14:35:05 beach Doing it that way will likely solve the LET problem AND make inlining faster in general.

14:35:26 Bike if a function is called only once we don't even need to copy it to inline

14:35:38 Bike i think.

14:35:56 beach Maybe.

14:36:32 beach I am not convinced yet. I would have to think harder about it.

14:36:35 Bike i mean, and that would probably be easier to write than modifying any enclosed functions recursively

14:37:03 beach I totally understand. But we need to be convinced that it's correct to do so.

14:37:35 beach For instance, the inlined function may have several RETURN instructions.

14:38:11 Bike at the moment that's not possible.

14:38:20 beach But it could be.

14:39:00 beach Wait, why is it not possible?

14:39:10 beach What if there are several RETURN-FROMs in the source?

14:39:13 Bike ast-to-hir only generates one return per function

14:39:19 beach I see.

14:39:25 beach Well that might change in the future.

14:39:52 Bike anyway, would it be a problem? we'd just have any return in the function being inlined turn into a local control transfer to the former return site

14:40:25 beach I am not totally sure, but it might work.

14:40:56 beach Either way, I think the big gain is going to be from avoiding the M^2 behavior in most cases.

14:43:40 beach Anyway, do you see my point that, if we treat this general case, the LET situation will likely take care of itself, and we need to treat this general case anyway at some point. Whereas if we handle the LET case specially, we will have more code, because we still need to handle the general case (if it is produced by something other than LET).

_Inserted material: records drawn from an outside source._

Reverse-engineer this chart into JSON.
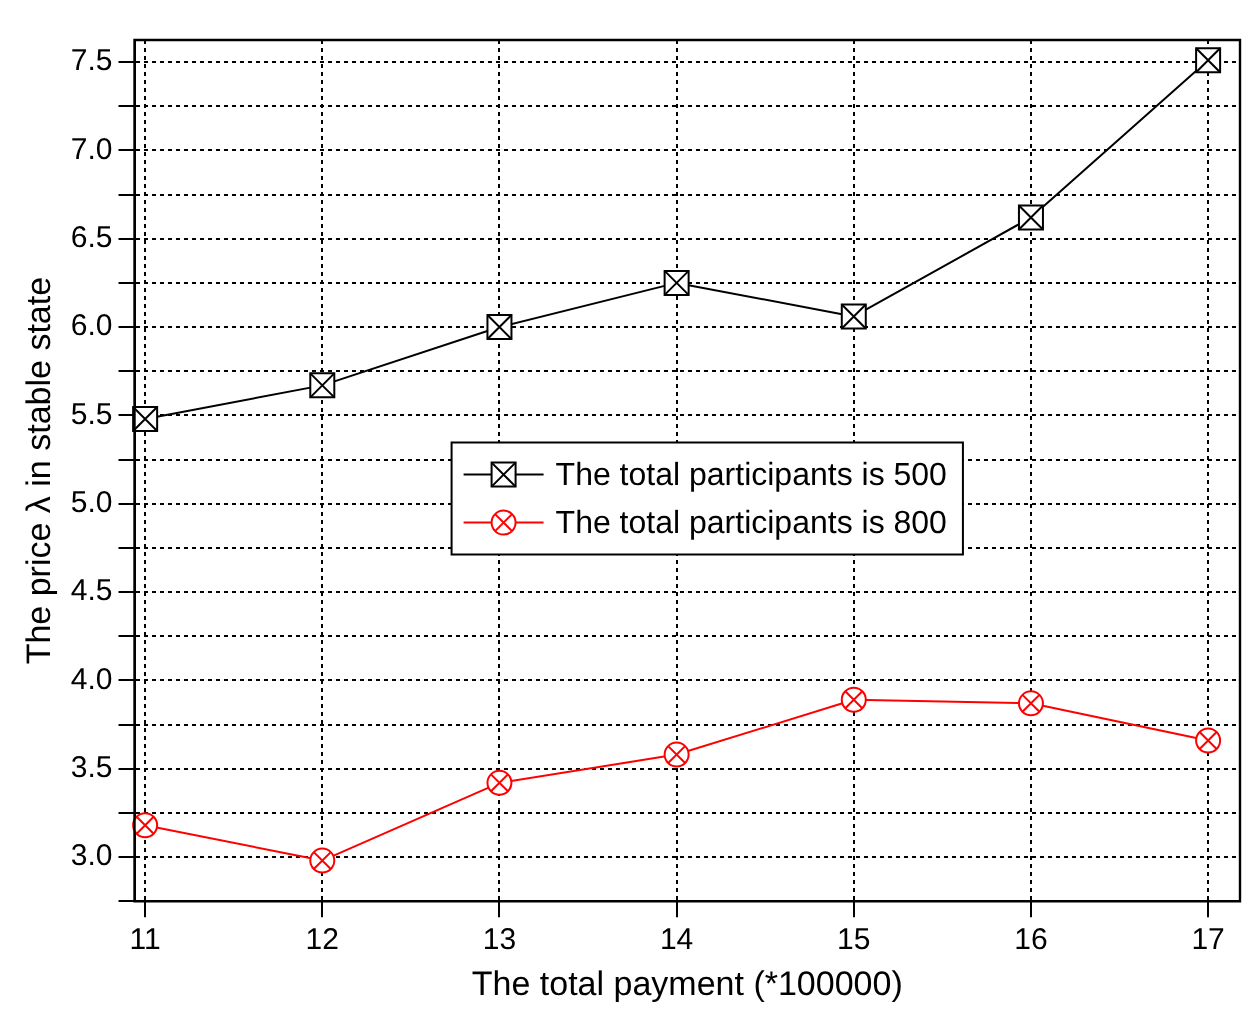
{
  "chart_data": {
    "type": "line",
    "xlabel": "The total payment (*100000)",
    "ylabel": "The price λ in stable state",
    "x": [
      11,
      12,
      13,
      14,
      15,
      16,
      17
    ],
    "series": [
      {
        "name": "The total participants is 500",
        "color": "#000000",
        "marker": "square",
        "values": [
          5.48,
          5.67,
          6.0,
          6.25,
          6.06,
          6.62,
          7.51
        ]
      },
      {
        "name": "The total participants is 800",
        "color": "#ff0000",
        "marker": "circle",
        "values": [
          3.18,
          2.98,
          3.42,
          3.58,
          3.89,
          3.87,
          3.66
        ]
      }
    ],
    "xlim": [
      10.94,
      17.18
    ],
    "xticks": [
      11,
      12,
      13,
      14,
      15,
      16,
      17
    ],
    "ylim": [
      2.75,
      7.625
    ],
    "yticks": [
      {
        "value": 2.75,
        "label": null
      },
      {
        "value": 3,
        "label": "3.0"
      },
      {
        "value": 3.25,
        "label": null
      },
      3.5,
      {
        "value": 3.75,
        "label": null
      },
      {
        "value": 4,
        "label": "4.0"
      },
      {
        "value": 4.25,
        "label": null
      },
      4.5,
      {
        "value": 4.75,
        "label": null
      },
      {
        "value": 5,
        "label": "5.0"
      },
      {
        "value": 5.25,
        "label": null
      },
      5.5,
      {
        "value": 5.75,
        "label": null
      },
      {
        "value": 6,
        "label": "6.0"
      },
      {
        "value": 6.25,
        "label": null
      },
      6.5,
      {
        "value": 6.75,
        "label": null
      },
      {
        "value": 7,
        "label": "7.0"
      },
      {
        "value": 7.25,
        "label": null
      },
      7.5
    ],
    "grid": true,
    "legend": "center",
    "line_style": "solid"
  }
}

14:44:51 beach So my suggestion is: 1. Make sure quadratic behavior is a problem.

14:45:04 beach 2. Try to eliminate it where it is correct to do so.

14:45:14 beach ... but still copy the instructions.

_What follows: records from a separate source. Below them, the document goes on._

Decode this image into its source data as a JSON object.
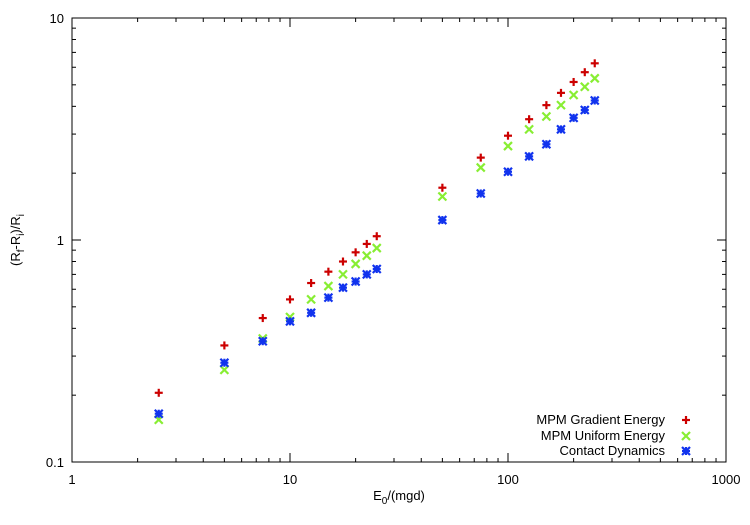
{
  "chart_data": {
    "type": "scatter",
    "xscale": "log",
    "yscale": "log",
    "xlim": [
      1,
      1000
    ],
    "ylim": [
      0.1,
      10
    ],
    "xticks": [
      1,
      10,
      100,
      1000
    ],
    "xtick_labels": [
      "1",
      "10",
      "100",
      "1000"
    ],
    "yticks": [
      0.1,
      1,
      10
    ],
    "ytick_labels": [
      "0.1",
      "1",
      "10"
    ],
    "xlabel": {
      "main": "E",
      "sub": "0",
      "rest": "/(mgd)"
    },
    "ylabel": {
      "p1": "(R",
      "s1": "f",
      "p2": "-R",
      "s2": "i",
      "p3": ")/R",
      "s3": "i"
    },
    "grid": false,
    "legend_position": "bottom-right",
    "series": [
      {
        "name": "MPM Gradient Energy",
        "color": "#cc0000",
        "marker": "plus",
        "points": [
          [
            2.5,
            0.205
          ],
          [
            5.0,
            0.335
          ],
          [
            7.5,
            0.445
          ],
          [
            10.0,
            0.54
          ],
          [
            12.5,
            0.64
          ],
          [
            15.0,
            0.72
          ],
          [
            17.5,
            0.8
          ],
          [
            20.0,
            0.88
          ],
          [
            22.5,
            0.96
          ],
          [
            25.0,
            1.04
          ],
          [
            50,
            1.72
          ],
          [
            75,
            2.35
          ],
          [
            100,
            2.95
          ],
          [
            125,
            3.5
          ],
          [
            150,
            4.05
          ],
          [
            175,
            4.6
          ],
          [
            200,
            5.15
          ],
          [
            225,
            5.7
          ],
          [
            250,
            6.25
          ]
        ]
      },
      {
        "name": "MPM Uniform Energy",
        "color": "#88ee33",
        "marker": "cross",
        "points": [
          [
            2.5,
            0.155
          ],
          [
            5.0,
            0.26
          ],
          [
            7.5,
            0.36
          ],
          [
            10.0,
            0.45
          ],
          [
            12.5,
            0.54
          ],
          [
            15.0,
            0.62
          ],
          [
            17.5,
            0.7
          ],
          [
            20.0,
            0.78
          ],
          [
            22.5,
            0.85
          ],
          [
            25.0,
            0.92
          ],
          [
            50,
            1.57
          ],
          [
            75,
            2.12
          ],
          [
            100,
            2.65
          ],
          [
            125,
            3.15
          ],
          [
            150,
            3.6
          ],
          [
            175,
            4.05
          ],
          [
            200,
            4.5
          ],
          [
            225,
            4.9
          ],
          [
            250,
            5.35
          ]
        ]
      },
      {
        "name": "Contact Dynamics",
        "color": "#1133ee",
        "marker": "star",
        "points": [
          [
            2.5,
            0.165
          ],
          [
            5.0,
            0.28
          ],
          [
            7.5,
            0.35
          ],
          [
            10.0,
            0.43
          ],
          [
            12.5,
            0.47
          ],
          [
            15.0,
            0.55
          ],
          [
            17.5,
            0.61
          ],
          [
            20.0,
            0.65
          ],
          [
            22.5,
            0.7
          ],
          [
            25.0,
            0.74
          ],
          [
            50,
            1.23
          ],
          [
            75,
            1.62
          ],
          [
            100,
            2.03
          ],
          [
            125,
            2.38
          ],
          [
            150,
            2.7
          ],
          [
            175,
            3.15
          ],
          [
            200,
            3.55
          ],
          [
            225,
            3.85
          ],
          [
            250,
            4.25
          ]
        ]
      }
    ]
  }
}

14:45:31 beach 3. Measure again to see how much time is spent copying instructions.

14:46:04 beach If it is still a problem consider whether copying can be avoided in some cases.

14:48:09 beach Oh, and there is another interesting situation. If enter2 does not create a variable that is used by any of its descendants, then it doesn't matter whether it is called several times. It can still be inlined.

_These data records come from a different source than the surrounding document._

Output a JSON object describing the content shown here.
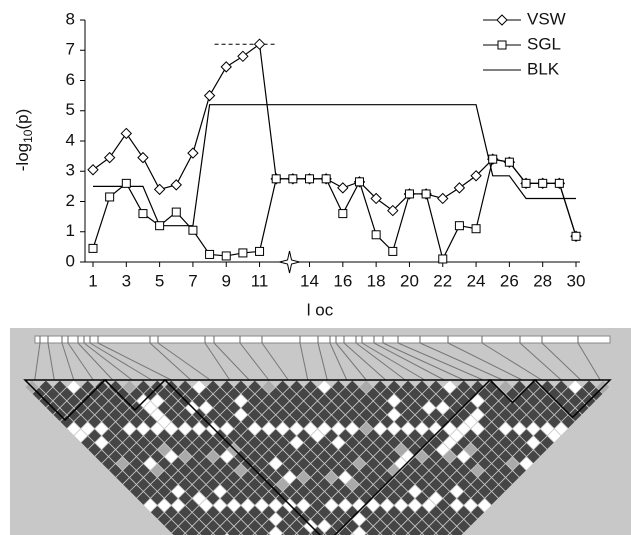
{
  "chart_data": {
    "type": "line",
    "ylabel": [
      "-log",
      "10",
      "(p)"
    ],
    "xlabel": "l oc",
    "x": [
      1,
      2,
      3,
      4,
      5,
      6,
      7,
      8,
      9,
      10,
      11,
      12,
      13,
      14,
      15,
      16,
      17,
      18,
      19,
      20,
      21,
      22,
      23,
      24,
      25,
      26,
      27,
      28,
      29,
      30
    ],
    "xlim": [
      1,
      30
    ],
    "xticks": [
      1,
      3,
      5,
      7,
      9,
      11,
      14,
      16,
      18,
      20,
      22,
      24,
      26,
      28,
      30
    ],
    "ylim": [
      0,
      8
    ],
    "yticks": [
      0,
      1,
      2,
      3,
      4,
      5,
      6,
      7,
      8
    ],
    "legend": "top-right",
    "series": [
      {
        "name": "VSW",
        "color": "#000000",
        "marker": "diamond",
        "values": [
          3.05,
          3.45,
          4.25,
          3.45,
          2.4,
          2.55,
          3.6,
          5.5,
          6.45,
          6.8,
          7.2,
          2.75,
          2.75,
          2.75,
          2.75,
          2.45,
          2.65,
          2.1,
          1.7,
          2.25,
          2.25,
          2.1,
          2.45,
          2.85,
          3.4,
          3.3,
          2.6,
          2.6,
          2.6,
          0.85
        ]
      },
      {
        "name": "SGL",
        "color": "#000000",
        "marker": "square",
        "values": [
          0.45,
          2.15,
          2.6,
          1.6,
          1.2,
          1.65,
          1.05,
          0.25,
          0.2,
          0.3,
          0.35,
          2.75,
          2.75,
          2.75,
          2.75,
          1.6,
          2.65,
          0.9,
          0.35,
          2.25,
          2.25,
          0.1,
          1.2,
          1.1,
          3.4,
          3.3,
          2.6,
          2.6,
          2.6,
          0.85
        ]
      },
      {
        "name": "BLK",
        "color": "#000000",
        "marker": "none",
        "values": [
          2.5,
          2.5,
          2.5,
          2.5,
          1.2,
          1.2,
          1.2,
          5.2,
          5.2,
          5.2,
          5.2,
          5.2,
          5.2,
          5.2,
          5.2,
          5.2,
          5.2,
          5.2,
          5.2,
          5.2,
          5.2,
          5.2,
          5.2,
          5.2,
          2.85,
          2.85,
          2.1,
          2.1,
          2.1,
          2.1
        ]
      }
    ],
    "reference_line": {
      "y": 7.2,
      "x": [
        8.3,
        12
      ]
    },
    "star_x": 12.8
  }
}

14:48:20 beach And in that situation, you do need to copy the instructions.

14:49:08 beach So that's another reason to avoid two ways of doing it, one way by copying instructions and another way by not copying them. Two ways would give more code and more maintenance.

14:50:36 beach Bike: Am I making sense here?

14:50:53 Bike Sure.

14:51:56 beach So do we have a plan?

14:52:18 beach If so, I look forward to hearing intermediate goals from you.

14:52:26 Bike Yeah I'll do the stats first.

14:52:32 beach Great!

14:57:13 beach You will need two hash tables.

14:57:36 beach One mapping initial instructions to a counter of how many times it was inlined.

14:57:51 beach Another to map copies of instructions to initial instructions.

15:00:28 Bike Something like that. Not all instructions are copied in an obvious way so I'll have to work something out.

15:01:07 beach OK.

15:01:55 Bike oh, and i did another really basic count, and found that compiling a 100-line function with various LABELS, LET*, DOLIST and such involved over fifty five thousand calls to clone-instruction

15:02:20 beach That sounds like a clue.

15:13:58 drmeister bike: When you first got the inlining to work - it was really, really slow. We ran it with dtrace profiling and it showed a problem that you were almost immediately able to fix. Do you recall what that was?

15:22:52 drmeister Bike: How many HIR nodes does that 100-line function start with before inlining?

15:25:00 drmeister Counting the number of times each progenitor HIR instruction gets cloned (with the two hash tables) will show the pattern of how inlining is applied (inside-out vs outside-in) but we can still learn a lot from the total number of clones made/number of progenitor instructions - right?

15:26:09 drmeister Because the best approach would have "total # clones"/"# progenitor" somewhere near 1.0 - right?